In 1968, inspired by the youth-led protest movements across the world, director Nagisa Oshima cast two fresh faces — painter/designer Tadanori Yokoo and actress Rie Yokoyama (Ecstasy of the Angels and Female Prisoner #701: Scorpion), both in their first film roles — as the titular book thief Birdy Hilltop and phony book salesgirl Umeko, who embark on an experimental, erotic, pop-art crime spree across Tokyo. Diary of a Shinjuku Thief is Oshima’s tribute to legendary writer Jean Genet, mashing together sexual desire with revolutionary dogma just to see what might happen.
Oshima’s revolution is a more free-wheeling one than his comrade Jean-Luc Godard (with whom he is paired for BAM’s Oshima X Godard series); the film’s faux-documentary interludes and excursions into kabuki theater suggest a playful wink that’s not always found in Godard’s work.

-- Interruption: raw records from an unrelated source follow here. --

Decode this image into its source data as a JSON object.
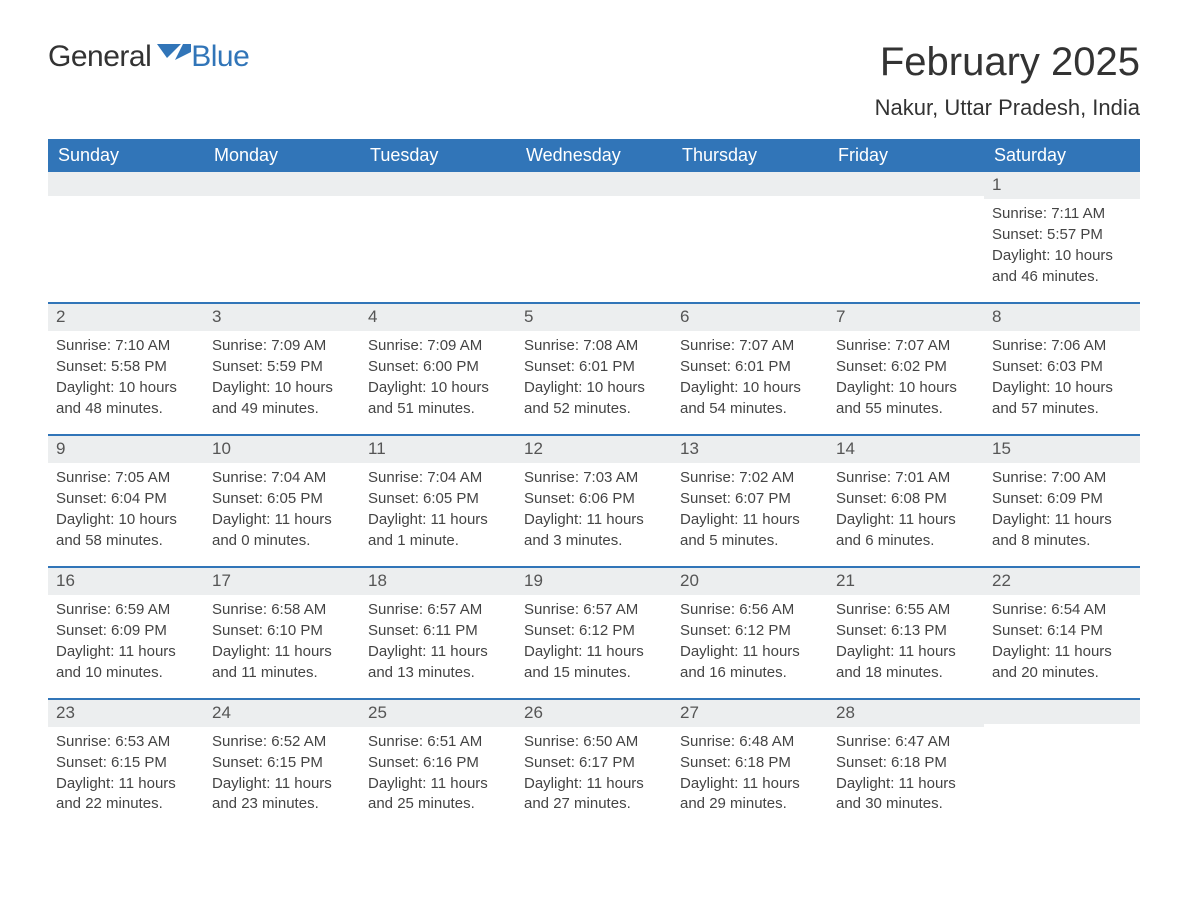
{
  "brand": {
    "name1": "General",
    "name2": "Blue"
  },
  "title": "February 2025",
  "location": "Nakur, Uttar Pradesh, India",
  "colors": {
    "header_bg": "#3175b8",
    "header_text": "#ffffff",
    "row_stripe": "#eceeef",
    "border": "#3175b8",
    "body_text": "#444444",
    "logo_blue": "#3175b8"
  },
  "day_labels": [
    "Sunday",
    "Monday",
    "Tuesday",
    "Wednesday",
    "Thursday",
    "Friday",
    "Saturday"
  ],
  "weeks": [
    [
      null,
      null,
      null,
      null,
      null,
      null,
      {
        "n": "1",
        "sunrise": "7:11 AM",
        "sunset": "5:57 PM",
        "daylight": "10 hours and 46 minutes."
      }
    ],
    [
      {
        "n": "2",
        "sunrise": "7:10 AM",
        "sunset": "5:58 PM",
        "daylight": "10 hours and 48 minutes."
      },
      {
        "n": "3",
        "sunrise": "7:09 AM",
        "sunset": "5:59 PM",
        "daylight": "10 hours and 49 minutes."
      },
      {
        "n": "4",
        "sunrise": "7:09 AM",
        "sunset": "6:00 PM",
        "daylight": "10 hours and 51 minutes."
      },
      {
        "n": "5",
        "sunrise": "7:08 AM",
        "sunset": "6:01 PM",
        "daylight": "10 hours and 52 minutes."
      },
      {
        "n": "6",
        "sunrise": "7:07 AM",
        "sunset": "6:01 PM",
        "daylight": "10 hours and 54 minutes."
      },
      {
        "n": "7",
        "sunrise": "7:07 AM",
        "sunset": "6:02 PM",
        "daylight": "10 hours and 55 minutes."
      },
      {
        "n": "8",
        "sunrise": "7:06 AM",
        "sunset": "6:03 PM",
        "daylight": "10 hours and 57 minutes."
      }
    ],
    [
      {
        "n": "9",
        "sunrise": "7:05 AM",
        "sunset": "6:04 PM",
        "daylight": "10 hours and 58 minutes."
      },
      {
        "n": "10",
        "sunrise": "7:04 AM",
        "sunset": "6:05 PM",
        "daylight": "11 hours and 0 minutes."
      },
      {
        "n": "11",
        "sunrise": "7:04 AM",
        "sunset": "6:05 PM",
        "daylight": "11 hours and 1 minute."
      },
      {
        "n": "12",
        "sunrise": "7:03 AM",
        "sunset": "6:06 PM",
        "daylight": "11 hours and 3 minutes."
      },
      {
        "n": "13",
        "sunrise": "7:02 AM",
        "sunset": "6:07 PM",
        "daylight": "11 hours and 5 minutes."
      },
      {
        "n": "14",
        "sunrise": "7:01 AM",
        "sunset": "6:08 PM",
        "daylight": "11 hours and 6 minutes."
      },
      {
        "n": "15",
        "sunrise": "7:00 AM",
        "sunset": "6:09 PM",
        "daylight": "11 hours and 8 minutes."
      }
    ],
    [
      {
        "n": "16",
        "sunrise": "6:59 AM",
        "sunset": "6:09 PM",
        "daylight": "11 hours and 10 minutes."
      },
      {
        "n": "17",
        "sunrise": "6:58 AM",
        "sunset": "6:10 PM",
        "daylight": "11 hours and 11 minutes."
      },
      {
        "n": "18",
        "sunrise": "6:57 AM",
        "sunset": "6:11 PM",
        "daylight": "11 hours and 13 minutes."
      },
      {
        "n": "19",
        "sunrise": "6:57 AM",
        "sunset": "6:12 PM",
        "daylight": "11 hours and 15 minutes."
      },
      {
        "n": "20",
        "sunrise": "6:56 AM",
        "sunset": "6:12 PM",
        "daylight": "11 hours and 16 minutes."
      },
      {
        "n": "21",
        "sunrise": "6:55 AM",
        "sunset": "6:13 PM",
        "daylight": "11 hours and 18 minutes."
      },
      {
        "n": "22",
        "sunrise": "6:54 AM",
        "sunset": "6:14 PM",
        "daylight": "11 hours and 20 minutes."
      }
    ],
    [
      {
        "n": "23",
        "sunrise": "6:53 AM",
        "sunset": "6:15 PM",
        "daylight": "11 hours and 22 minutes."
      },
      {
        "n": "24",
        "sunrise": "6:52 AM",
        "sunset": "6:15 PM",
        "daylight": "11 hours and 23 minutes."
      },
      {
        "n": "25",
        "sunrise": "6:51 AM",
        "sunset": "6:16 PM",
        "daylight": "11 hours and 25 minutes."
      },
      {
        "n": "26",
        "sunrise": "6:50 AM",
        "sunset": "6:17 PM",
        "daylight": "11 hours and 27 minutes."
      },
      {
        "n": "27",
        "sunrise": "6:48 AM",
        "sunset": "6:18 PM",
        "daylight": "11 hours and 29 minutes."
      },
      {
        "n": "28",
        "sunrise": "6:47 AM",
        "sunset": "6:18 PM",
        "daylight": "11 hours and 30 minutes."
      },
      null
    ]
  ],
  "labels": {
    "sunrise": "Sunrise: ",
    "sunset": "Sunset: ",
    "daylight": "Daylight: "
  }
}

Real-life leftist luminaries like Juro Kara (underground playwright and theater director) and his Situation Players, along with Moichi Tanabe, the actual owner of the bookstore robbed in the film, make winking cameos and further blur the line between fact and fiction. Diary of a Shinjuku Thief is part portrait of the Tokyo counter-culture, part revolutionary analysis of sexual desire, and part dizzying, colorful explosion of tasteful Japanese cinema.
Birdy and Umeko are ciphers in their world of shifting principles. After turning Birdy into the bookstore owner for stealing, Umeko reveals she doesn’t actually work at the store, but pretended to in order to meet Birdy. The pleasure of knowledge is on par with the pleasure of orgasm, real is fake and fake is real, black and white blossoms into color and then retracts again. The movie, and the characters, contain multitudes, and by focusing on one meaning, they (and we) miss many others. This anarchic mashup of image and political thought isn’t for everyone, but its barely-controlled chaos will appeal to fans of Shuji Terayama, Koji Wakamatsu, and, yes, Godard.